0001628280-25-037074
SEC filingBloom Energy's Q2 revenue rose 19.5% to $401.2M, with gross margin expanding to 26.7%, though the company reported a net loss of $42.2M as it executed a debt exchange.
Bloom Energy reported strong revenue growth in the second quarter of fiscal 2025, with total revenue of $401.2 million, up 19.5% from $335.8 million in the same quarter last year. The increase was driven by a 31.1% rise in product revenue to $296.6 million, reflecting higher demand and a favorable shift toward non-U.S. markets. Installation revenue dipped 12.5% to $37.4 million due to project milestone timing, while service revenue edged up 3.7% to $54.4 million and electricity revenue declined 9.8% to $12.8 million.
Gross profit more than doubled to $107.1 million from $68.5 million, pushing gross margin to 26.7% from 20.4%. The improvement was primarily attributed to product margin expansion from cost reductions, manufacturing efficiencies, and better product mix. Operating expenses increased 20.7% to $110.6 million, largely due to higher stock-based compensation and employee costs. Consequently, operating loss narrowed to $3.5 million from $23.1 million a year ago.
Below the operating line, the company recognized a $32.3 million loss on extinguishment of debt, stemming from the exchange of $112.8 million of 2.5% convertible notes for $115.7 million of 3.0% notes due 2029. Interest expense declined slightly to $14.4 million, while interest income remained stable at $6.6 million. Other income improved to $2.4 million from a loss of $1.0 million, primarily due to favorable foreign currency movements. The net loss attributable to common stockholders narrowed to $42.6 million ($0.18 per share) from $61.8 million ($0.27 per share) in the prior-year quarter.
As of June 30, 2025, Bloom Energy held $574.8 million in cash and cash equivalents, down from $802.9 million at December 31, 2024. Restricted cash totaled $31.3 million (including $1.1 million current). Total assets were $2.53 billion, versus $2.66 billion at year-end 2024. Inventories increased to $690.0 million from $544.7 million, supporting anticipated future demand. Accounts receivable rose to $467.0 million from $335.8 million due to billing milestones and extended payment terms.
On the liability side, total debt (recourse and non-recourse) increased to $1.13 billion from $1.13 billion (virtually flat).

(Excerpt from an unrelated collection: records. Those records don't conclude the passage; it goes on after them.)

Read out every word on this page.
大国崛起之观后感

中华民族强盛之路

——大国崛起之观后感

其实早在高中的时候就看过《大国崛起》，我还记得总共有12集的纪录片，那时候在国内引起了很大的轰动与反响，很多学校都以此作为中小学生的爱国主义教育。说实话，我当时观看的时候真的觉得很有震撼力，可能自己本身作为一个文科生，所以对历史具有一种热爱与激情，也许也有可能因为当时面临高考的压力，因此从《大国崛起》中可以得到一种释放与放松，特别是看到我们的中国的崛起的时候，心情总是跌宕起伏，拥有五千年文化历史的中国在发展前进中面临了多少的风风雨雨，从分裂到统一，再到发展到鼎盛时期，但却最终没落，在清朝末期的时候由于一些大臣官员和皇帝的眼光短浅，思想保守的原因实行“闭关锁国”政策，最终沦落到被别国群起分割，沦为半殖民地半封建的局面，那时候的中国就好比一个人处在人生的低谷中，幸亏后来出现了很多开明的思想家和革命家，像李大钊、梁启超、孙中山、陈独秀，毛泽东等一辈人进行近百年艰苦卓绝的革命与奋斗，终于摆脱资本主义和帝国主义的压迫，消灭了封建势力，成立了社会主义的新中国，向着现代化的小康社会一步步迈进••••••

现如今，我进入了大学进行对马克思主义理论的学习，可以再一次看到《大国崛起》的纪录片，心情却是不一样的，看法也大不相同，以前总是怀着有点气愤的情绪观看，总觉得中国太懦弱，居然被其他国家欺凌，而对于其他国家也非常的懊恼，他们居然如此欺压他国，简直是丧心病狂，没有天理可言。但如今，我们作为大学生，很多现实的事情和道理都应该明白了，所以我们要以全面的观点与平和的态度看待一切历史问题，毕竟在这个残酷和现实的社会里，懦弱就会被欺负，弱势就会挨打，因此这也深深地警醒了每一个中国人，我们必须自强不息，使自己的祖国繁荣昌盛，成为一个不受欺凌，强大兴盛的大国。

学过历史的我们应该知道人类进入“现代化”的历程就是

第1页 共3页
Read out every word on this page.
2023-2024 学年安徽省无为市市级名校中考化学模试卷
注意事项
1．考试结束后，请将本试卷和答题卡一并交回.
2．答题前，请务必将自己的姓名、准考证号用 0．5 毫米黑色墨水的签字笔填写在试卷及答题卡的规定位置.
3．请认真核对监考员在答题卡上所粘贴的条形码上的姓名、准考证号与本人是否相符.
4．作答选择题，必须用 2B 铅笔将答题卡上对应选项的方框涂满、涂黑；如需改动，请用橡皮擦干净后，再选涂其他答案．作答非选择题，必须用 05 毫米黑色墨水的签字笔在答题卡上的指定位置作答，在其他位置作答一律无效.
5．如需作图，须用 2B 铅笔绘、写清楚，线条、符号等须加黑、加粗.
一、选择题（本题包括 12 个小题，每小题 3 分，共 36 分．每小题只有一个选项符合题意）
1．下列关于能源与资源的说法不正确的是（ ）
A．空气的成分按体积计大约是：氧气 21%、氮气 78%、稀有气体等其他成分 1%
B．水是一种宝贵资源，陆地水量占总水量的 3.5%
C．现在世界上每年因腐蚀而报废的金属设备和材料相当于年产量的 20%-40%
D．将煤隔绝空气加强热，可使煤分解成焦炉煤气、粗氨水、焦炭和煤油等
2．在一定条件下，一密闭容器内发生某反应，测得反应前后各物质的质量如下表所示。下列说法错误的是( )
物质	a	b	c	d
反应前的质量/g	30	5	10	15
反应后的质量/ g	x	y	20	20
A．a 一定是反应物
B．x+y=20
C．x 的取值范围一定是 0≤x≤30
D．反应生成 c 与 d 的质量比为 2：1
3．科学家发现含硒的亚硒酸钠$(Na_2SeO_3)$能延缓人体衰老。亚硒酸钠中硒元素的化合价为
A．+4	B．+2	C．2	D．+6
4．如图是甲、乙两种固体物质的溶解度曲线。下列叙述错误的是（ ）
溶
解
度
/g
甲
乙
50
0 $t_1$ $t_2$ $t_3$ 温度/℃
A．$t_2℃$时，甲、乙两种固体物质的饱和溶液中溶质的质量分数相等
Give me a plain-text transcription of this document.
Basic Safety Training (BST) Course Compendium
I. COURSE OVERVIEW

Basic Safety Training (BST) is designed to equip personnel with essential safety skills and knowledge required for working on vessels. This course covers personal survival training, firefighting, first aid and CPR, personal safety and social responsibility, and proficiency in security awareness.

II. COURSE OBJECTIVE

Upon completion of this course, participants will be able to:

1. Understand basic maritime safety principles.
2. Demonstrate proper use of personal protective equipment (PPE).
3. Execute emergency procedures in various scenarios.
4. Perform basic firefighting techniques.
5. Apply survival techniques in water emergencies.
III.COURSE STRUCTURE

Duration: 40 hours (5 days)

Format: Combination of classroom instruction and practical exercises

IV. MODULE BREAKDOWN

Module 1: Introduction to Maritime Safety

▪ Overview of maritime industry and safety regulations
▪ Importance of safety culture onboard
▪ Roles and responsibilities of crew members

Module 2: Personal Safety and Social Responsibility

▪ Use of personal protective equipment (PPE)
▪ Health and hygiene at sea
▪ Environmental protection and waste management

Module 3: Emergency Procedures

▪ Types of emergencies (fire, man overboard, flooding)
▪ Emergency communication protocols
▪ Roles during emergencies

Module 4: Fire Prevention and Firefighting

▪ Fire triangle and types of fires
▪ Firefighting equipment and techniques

Recourse debt totaled $1.13 billion, with $1.13 billion classified as long-term. The company's debt exchange reduced the near-term maturity risk by converting $112.8 million of notes due August 2025 into longer-dated notes due June 2029. Stockholders' equity improved to $619.4 million from $585.2 million, driven by additional paid-in capital increases from stock-based compensation and the debt premium.
For the six months ended June 30, 2025, net cash used in operating activities was $323.8 million, slightly higher than $322.8 million in the prior year period. Key working capital uses included a $142.6 million increase in inventory, a $129.9 million increase in accounts receivable, and a $178.8 million decrease in deferred revenue and customer deposits. These outflows were partially offset by a $52.8 million increase in accounts payable. Capital expenditures were $21.4 million, down from $33.4 million in the first half of 2024. Free cash flow (operating cash flow less capex) was negative $345.3 million, compared to negative $356.2 million in the prior year period.
Financing activities used $1.9 million in cash, primarily due to repayment of financing obligations and payment of debt issuance costs, partially offset by proceeds from stock issuance. The company did not draw on any new debt during the period (excluding the non-cash debt exchange). Dividends paid totaled $0.9 million.
Management highlighted several key trends shaping the business: rising demand for power from data centers and AI, lengthening utility interconnection queues, and increasing interest in islanded microgrid solutions. The company is focusing on utility partnerships and secured a landmark 1 GW supply agreement in 2024. The recently enacted One Big Beautiful Bill Act restored the 30% investment tax credit for fuel cell property for projects beginning construction after 2025, which is expected to support adoption. However, management cautioned about the potential 1% gross margin headwind from tariffs in fiscal 2025 and ongoing uncertainties around natural gas pricing and regulatory shifts.
No specific quantitative guidance was provided for future periods, but the company noted that bookings historically concentrate in the second half of the year, with a significant portion in Q4.
The company operates as a single reportable segment. Stock-based compensation totaled $30.2 million in Q2 2025 (up from $19.4 million), reflecting new grants to executives. The effective tax rate for Q2 was (2.5%), driven by a full valuation allowance against U.S. deferred tax assets. The company has $1.13 billion in total debt, including $2.2 million of 2.5% convertible notes due August 2025 that remain outstanding after the exchange. Operating lease liabilities were $138.7 million, with $117.5 million classified as non-current.